Durable Task Framework allows users to write long running persistent workflows in C# using the async/await capabilities.
Apache License 2.0
1.51k stars 290 forks source link

Merge with Main and Remove SimpleBufferManager #947

Closed wsugarman closed 1 year ago

wsugarman commented 1 year ago

This PR merges with the main branch some changes that have been added since the last time. It also removes the existing SimpleBufferManager and replaces it with a more standard call pattern.

See these commits for more details around what is actually changed.

wsugarman commented 1 year ago

I'm good with these changes.

Just so that I fully understand the implications, does this new method of compressing and decompressing remove the need for SimpleBufferManager or are we just removing it because it might be causing more problems than it solves? I guess the answer to that depends on what blob.CopyToAsync is doing internally? I don't mind either way, but curious to know if this changes the memory usage profile in any way.

I mostly removed it to simplify the logic, but it does change the allocations a bit. However, I think we're pretty well off at the end of the day. For example in CompressAndUploadAsBytesAsync, previously we would allocate an array (as part of MemoryStream) to store the entire compressed message blob while using a smaller pooled buffer to incrementally pass data from the source Stream to the GZipStream. However, now we stream the compressed bytes from the source Stream directly to the GZipStream that is wrapping a network stream (technically a BlockBlobWriteStream). Internally. Inside of the MemoryStream.CopyToAsync, we're really just calling GzipStream.WriteAsync for the entire MemoryStream buffer.
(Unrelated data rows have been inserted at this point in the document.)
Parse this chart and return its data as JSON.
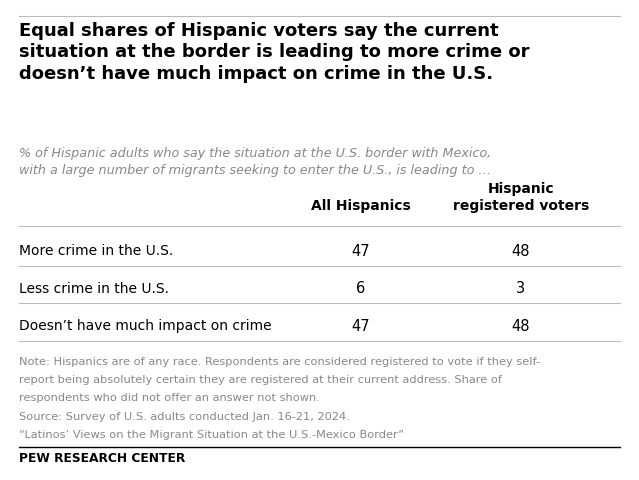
{
  "title": "Equal shares of Hispanic voters say the current\nsituation at the border is leading to more crime or\ndoesn’t have much impact on crime in the U.S.",
  "subtitle": "% of Hispanic adults who say the situation at the U.S. border with Mexico,\nwith a large number of migrants seeking to enter the U.S., is leading to …",
  "col_headers": [
    "All Hispanics",
    "Hispanic\nregistered voters"
  ],
  "row_labels": [
    "More crime in the U.S.",
    "Less crime in the U.S.",
    "Doesn’t have much impact on crime"
  ],
  "values": [
    [
      47,
      48
    ],
    [
      6,
      3
    ],
    [
      47,
      48
    ]
  ],
  "note_line1": "Note: Hispanics are of any race. Respondents are considered registered to vote if they self-",
  "note_line2": "report being absolutely certain they are registered at their current address. Share of",
  "note_line3": "respondents who did not offer an answer not shown.",
  "note_line4": "Source: Survey of U.S. adults conducted Jan. 16-21, 2024.",
  "note_line5": "“Latinos’ Views on the Migrant Situation at the U.S.-Mexico Border”",
  "footer": "PEW RESEARCH CENTER",
  "background_color": "#ffffff",
  "title_color": "#000000",
  "subtitle_color": "#888888",
  "note_color": "#888888",
  "footer_color": "#000000",
  "line_color": "#bbbbbb",
  "title_fontsize": 13.0,
  "subtitle_fontsize": 9.2,
  "header_fontsize": 10.0,
  "data_fontsize": 10.5,
  "row_fontsize": 10.0,
  "note_fontsize": 8.2,
  "footer_fontsize": 8.8
}
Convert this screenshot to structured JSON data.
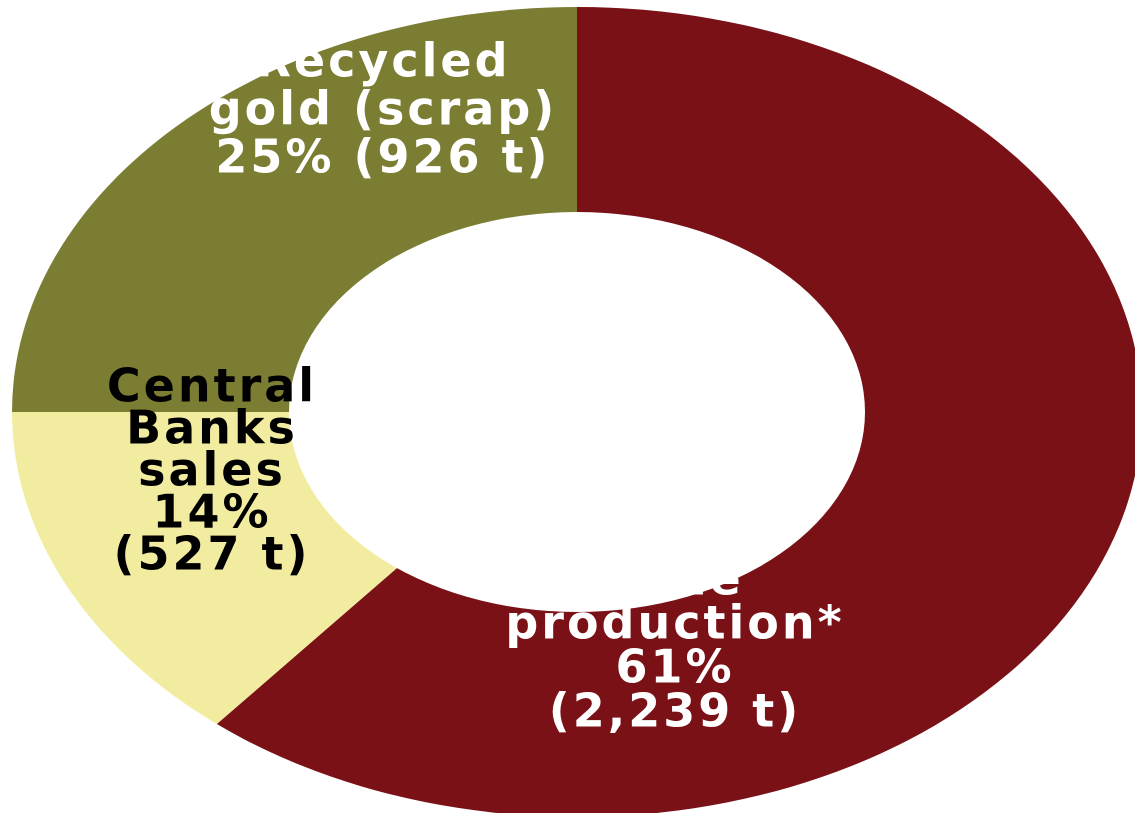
{
  "chart_data": {
    "type": "pie",
    "variant": "donut",
    "slices": [
      {
        "label_lines": [
          "Mine",
          "production*",
          "61%",
          "(2,239 t)"
        ],
        "percent": 61,
        "tonnes": 2239,
        "color": "#7a1116",
        "text_color": "#ffffff"
      },
      {
        "label_lines": [
          "Central",
          "Banks",
          "sales",
          "14%",
          "(527 t)"
        ],
        "percent": 14,
        "tonnes": 527,
        "color": "#f2eca0",
        "text_color": "#000000"
      },
      {
        "label_lines": [
          "Recycled",
          "gold (scrap)",
          "25% (926 t)"
        ],
        "percent": 25,
        "tonnes": 926,
        "color": "#7b7d33",
        "text_color": "#ffffff"
      }
    ]
  }
}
Likewise for DownloadAndDecompressAsBytesAsync, previously we would allocate a large array via MemoryStream to hold the contents of the blob and incrementally copy decompressed bytes from the GZipStream wrapping the blob's stream to the destination MemoryStream using a small pooled buffer. Then that array would be converted into a UTF-8 string. However, now we skip the middle-man and directly use StreamReader.ReadToEndAsync to write the bytes into a StringBuilder and in turn a string. Internally, this method does something similar to the logic before by incrementally filling up its own buffer (whose size can be specified in the StreamReader ctor) and writing the bytes to the StringBuilder. While StringBuilder looks to be able to quickly create the string with an efficient memmove, it still is copying the bytes.

So, in actuality, DownloadAndDecompressAsBytesAsync is probably less memory efficient as it no longer pools the intermediate buffer -- although it may be slightly faster. But we do have big memory efficiency gains in CompressAndUploadAsBytesAsync by streaming the entire operation.

If we really wanted to keep some of the pooling, I would recommend using Microsoft.IO.RecyclableMemoryStream to replace the SimpleBufferManager.